The long list of health benefits from cycling are well-recorded.
Riding your bike is an excellent way to stay active, level-up your fitness and even improve mental health, but how can training and nutrition on the bike impact your immune system?
>> Struggling to get to the shops? Try 6 issues of Cycling Weekly magazine for just £6 delivered to your door <<
While cycling can reduce many lifestyle-related chronic diseases, including diabetes and heart disease, intense training could be having an impact on the way your body fights off infections.
The global coronavirus pandemic has caused people around the world to re-evaluate their attitudes to health and illness, but many may not be aware of the links between riding your bike and the risk of catching a virus.
With that in mind, Cycling Weekly sought out some expert advice on a rider’s immune system, to find out exactly how you can get your training and right, to get faster and fitter without falling ill.
Dr Glen Davison, an expert in sport and exercise science from the University of Kent, explained: “Some people have questioned the strength of this relationship [between training intensity and illness], but it’s pretty clear and logical to me that the immune system is clearly important for defending against infection and illness, so if it is reduced our ability to fight off infection (if we are exposed) is also reduced.”
It’s not just the intensity of training that has an effect, Dr Davison said, but it’s the overall stress from each training session.
He added: “It’s important to balance the training load. We know for certain that moderate exercise enhances many aspects of immune function, but beyond a certain threshold many immune functions are reduced slightly (at least for a few hours after, possible longer for more strenuous sessions).”
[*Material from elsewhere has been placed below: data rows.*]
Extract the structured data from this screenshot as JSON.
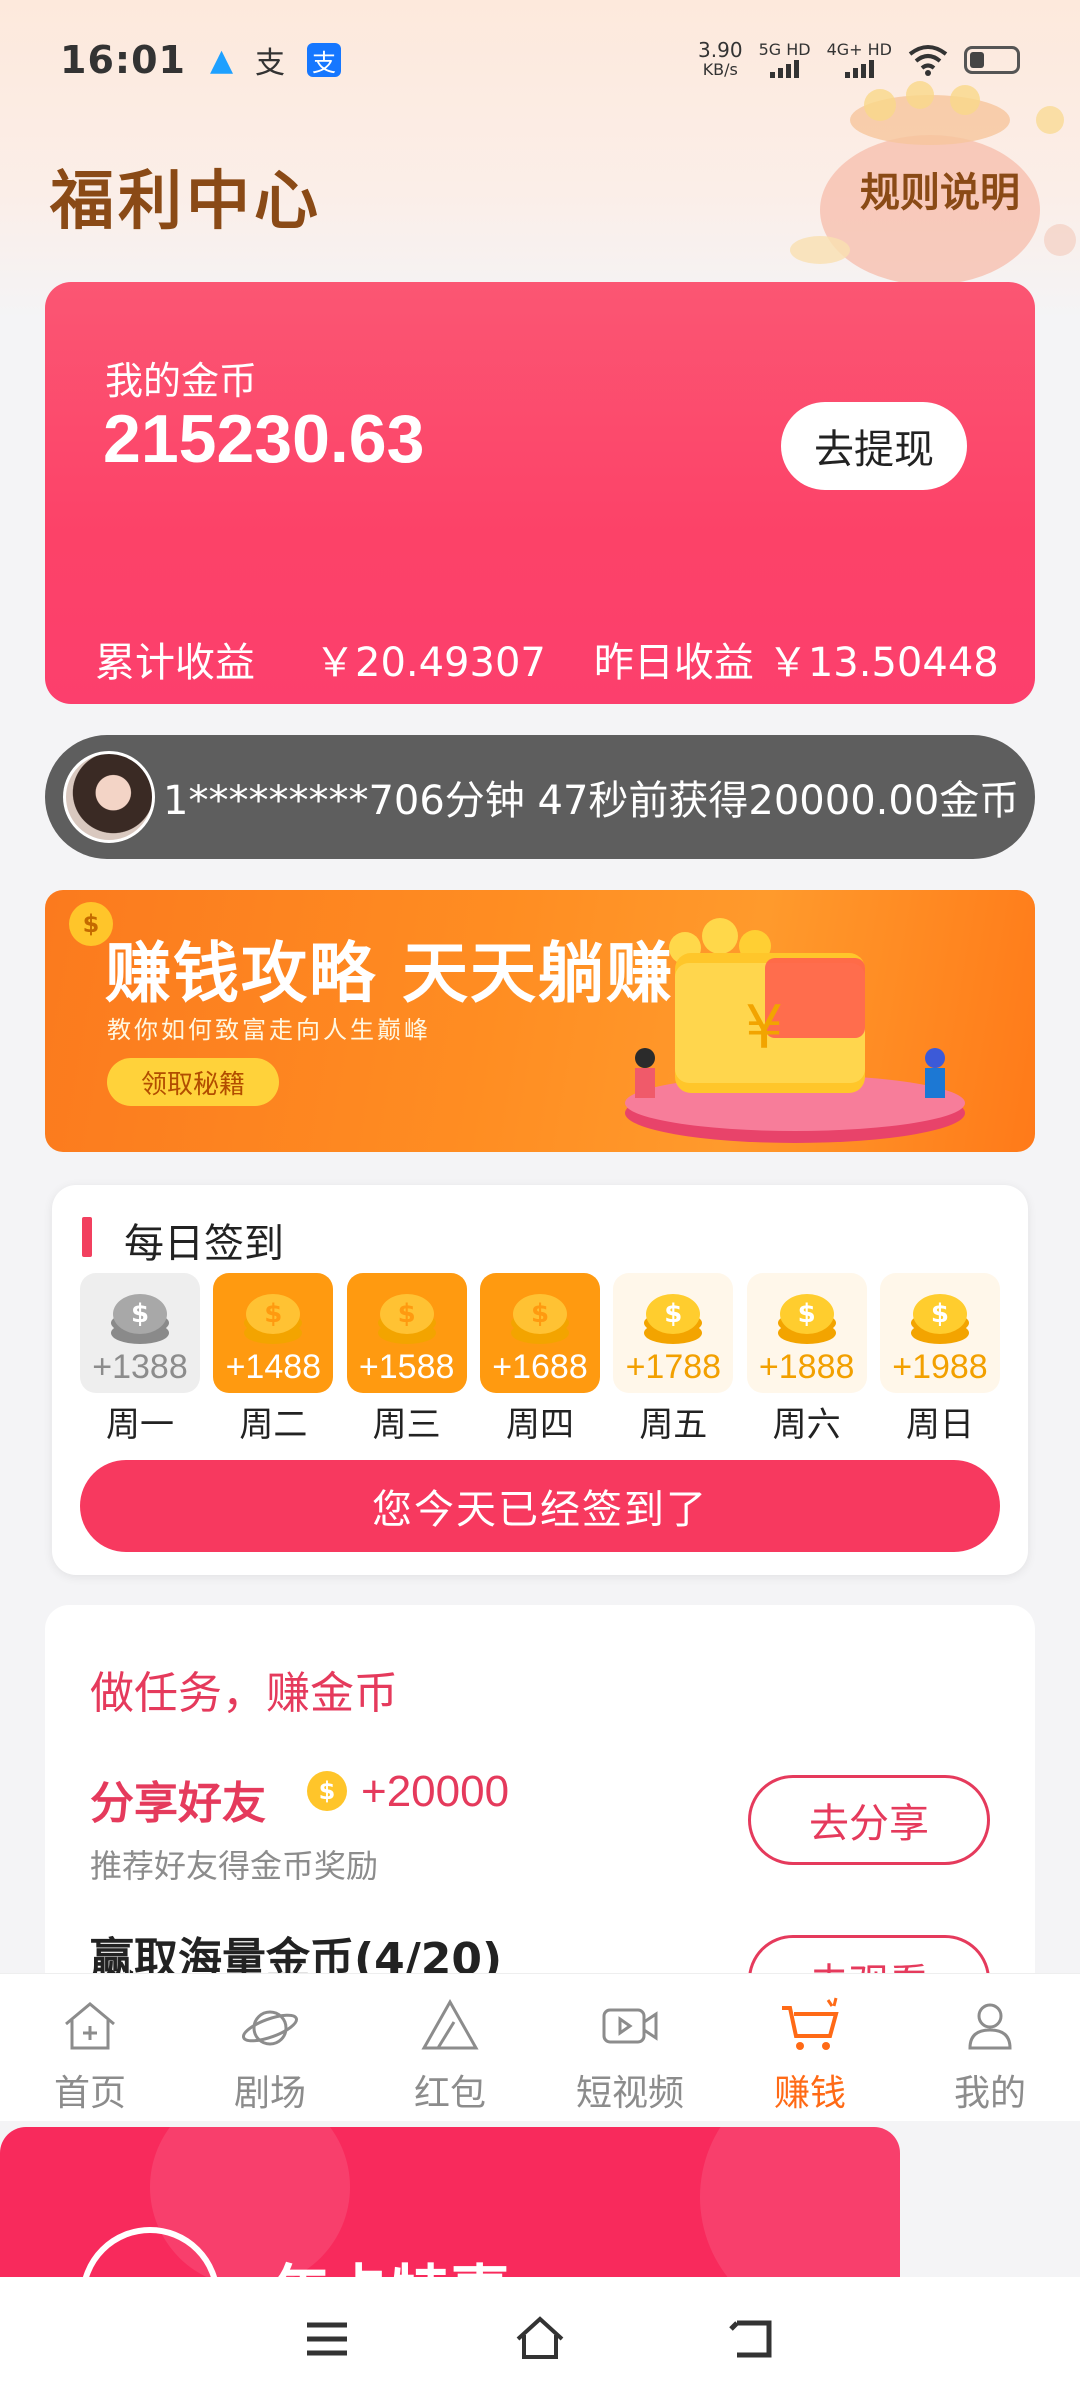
{
  "status_bar": {
    "time": "16:01",
    "net_speed_value": "3.90",
    "net_speed_unit": "KB/s",
    "signal1_label": "5G HD",
    "signal2_label": "4G+ HD"
  },
  "header": {
    "title": "福利中心",
    "rules_link": "规则说明"
  },
  "coin_card": {
    "label": "我的金币",
    "value": "215230.63",
    "withdraw_label": "去提现",
    "total_label": "累计收益",
    "total_value": "￥20.49307",
    "yesterday_label": "昨日收益",
    "yesterday_value": "￥13.50448"
  },
  "ticker": {
    "text": "1*********706分钟 47秒前获得20000.00金币"
  },
  "banner": {
    "title": "赚钱攻略 天天躺赚",
    "subtitle": "教你如何致富走向人生巅峰",
    "button_label": "领取秘籍"
  },
  "checkin": {
    "title": "每日签到",
    "button_label": "您今天已经签到了",
    "days": [
      {
        "name": "周一",
        "amount": "+1388",
        "state": "past"
      },
      {
        "name": "周二",
        "amount": "+1488",
        "state": "done"
      },
      {
        "name": "周三",
        "amount": "+1588",
        "state": "done"
      },
      {
        "name": "周四",
        "amount": "+1688",
        "state": "done"
      },
      {
        "name": "周五",
        "amount": "+1788",
        "state": "future"
      },
      {
        "name": "周六",
        "amount": "+1888",
        "state": "future"
      },
      {
        "name": "周日",
        "amount": "+1988",
        "state": "future"
      }
    ]
  },
  "tasks": {
    "title": "做任务，赚金币",
    "items": [
      {
        "name": "分享好友",
        "reward": "+20000",
        "desc": "推荐好友得金币奖励",
        "button": "去分享"
      },
      {
        "name": "赢取海量金币(4/20)",
        "button": "去观看"
      }
    ]
  },
  "bottom_nav": {
    "items": [
      {
        "label": "首页",
        "icon": "home-icon"
      },
      {
        "label": "剧场",
        "icon": "planet-icon"
      },
      {
        "label": "红包",
        "icon": "red-packet-icon"
      },
      {
        "label": "短视频",
        "icon": "video-icon"
      },
      {
        "label": "赚钱",
        "icon": "cart-icon",
        "active": true
      },
      {
        "label": "我的",
        "icon": "profile-icon"
      }
    ],
    "active_color": "#ff6a16",
    "inactive_color": "#8c8c8c"
  },
  "promo": {
    "text": "年卡特惠"
  },
  "colors": {
    "accent_pink": "#f7395f",
    "brown_title": "#8a4a16",
    "orange": "#ff9a10"
  }
}
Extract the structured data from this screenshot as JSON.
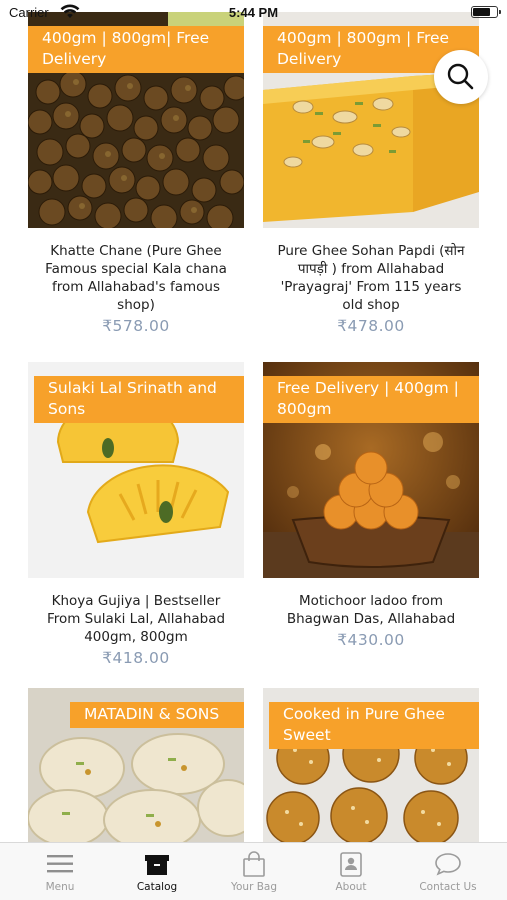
{
  "status_bar": {
    "carrier": "Carrier",
    "time": "5:44 PM"
  },
  "products": [
    {
      "badge": "400gm | 800gm| Free Delivery",
      "title": "Khatte Chane (Pure Ghee Famous special Kala chana from Allahabad's famous shop)",
      "price": "₹578.00"
    },
    {
      "badge": "400gm | 800gm | Free Delivery",
      "title": "Pure Ghee Sohan Papdi (सोन पापड़ी ) from Allahabad 'Prayagraj' From 115 years old shop",
      "price": "₹478.00"
    },
    {
      "badge": "Sulaki Lal Srinath and Sons",
      "title": "Khoya Gujiya | Bestseller From Sulaki Lal, Allahabad 400gm, 800gm",
      "price": "₹418.00"
    },
    {
      "badge": "Free Delivery | 400gm | 800gm",
      "title": "Motichoor ladoo from Bhagwan Das, Allahabad",
      "price": "₹430.00"
    },
    {
      "badge": "MATADIN & SONS",
      "title": "",
      "price": ""
    },
    {
      "badge": "Cooked in Pure Ghee Sweet",
      "title": "",
      "price": ""
    }
  ],
  "search_fab": {
    "icon": "search-icon"
  },
  "tabbar": {
    "tabs": [
      {
        "label": "Menu",
        "icon": "menu-icon",
        "active": false
      },
      {
        "label": "Catalog",
        "icon": "catalog-icon",
        "active": true
      },
      {
        "label": "Your Bag",
        "icon": "bag-icon",
        "active": false
      },
      {
        "label": "About",
        "icon": "about-icon",
        "active": false
      },
      {
        "label": "Contact Us",
        "icon": "chat-icon",
        "active": false
      }
    ]
  },
  "colors": {
    "badge": "#f7a12a",
    "price": "#8a9bb3",
    "tab_inactive": "#9b9b9b",
    "tab_active": "#111111"
  }
}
Without optimal recovery before the next session, the reduction in immune system can build over time – so rest is key.
Everyone has their own fitness levels, so the “tipping point” for intense exercise that could reduce immune functions is different for everyone depending on factors like fitness and age.
Shorter, harder sessions – like high intensity interval training (HIIT) – do not seem to impact immunity after a single session, but of course too many efforts like this can lead to over-training in the longer team.
But Dr Davison added that it is not a simple case of intense exercising causing infection, as there are a number of other factors that contribute.
Avoid exposure, avoid the virus
The biggest risk is exposure, Dr Davison said – avoid the virus, you will not get ill.
Then factors like stress, nutrition, travel and sleep will also alter the function of your immune system, so it’s important to be aware of all these aspects if you want to avoid illness.
But does this all apply to Coronavirus?
In short we don’t know, as the virus is too new but the benefits of looking after your immune system can help protect you from many other similar infections.
We should also not be discouraged from physical activity purely because of the risk of illness, Dr Davison was keen to stress, as the benefits are numerous.
Staying physical active offers including enhanced anti-inflammatory status, a reduction in many ‘lifestyle-related risk factors’ for chronic diseases like obesity, type two diabetes and cardiovascular disease.
“So if you are stuck in lockdown, it’s really important to keep active,” Dr Davison said.
“Exercise can also have beneficial effects on general wellbeing, mood and psychological state, reduce stress, improve sleep, all of which have beneficial effects on immunity. The key thing is to ensure that the training you are doing is right for your current fitness and phase of training.”
Should you alter your training?
Given the massive upheaval people around the world have faced, indoor training and coaching platform The Sufferfest offered some wise words on how to alter your training during the global pandemic.
Dr David Spindler, high performance cognitive specialist and athlete welfare consultant, said: “Give the current situation of the world and the various stay at home orders and social distancing, athletes will have a range of emotions. This is especially true if an ‘A’ goal has been postponed or rescheduled. During this time, it is important to communicate to the athlete that the sessions done pre-lockown are bricks in the foundation and not wasted fitness.”
The Sufferfest also recommended a reduction in weekly training volume and intensity during the lockdown – for example anyone riding 15 to 20 hours a week should cut down to between nine and 12, while those rising for between five to 10 hours should knock the time on the bike down to four to six hours.
Riders training to three intense days a week should be riding for one or two intense days, while anyone doing three to five days of hard training should be aiming for two or three days.
The lack of racing also gives you a chance to change things up for the better, by focusing on weaknesses and working one different areas of your performance before the real season returns (whenever that may be).
But there are ways of minimising the risks without changing your training.
Dr Davison a set out his tips for how to avoid illness: “The most powerful thing you can do is avoid or minimise the exposure risk.
“It would be sensible to maintain a healthy and balanced diet and follow general physical activity guidelines, like exercising alone or at home, so if you can do this there may be no need to actually change the content, intensity or durations of your training compared to normal.
“This is also an important time to remember all of the benefits of exercise and risks of inactivity, so I think it’s really important to continue to keep fit and active during these times.”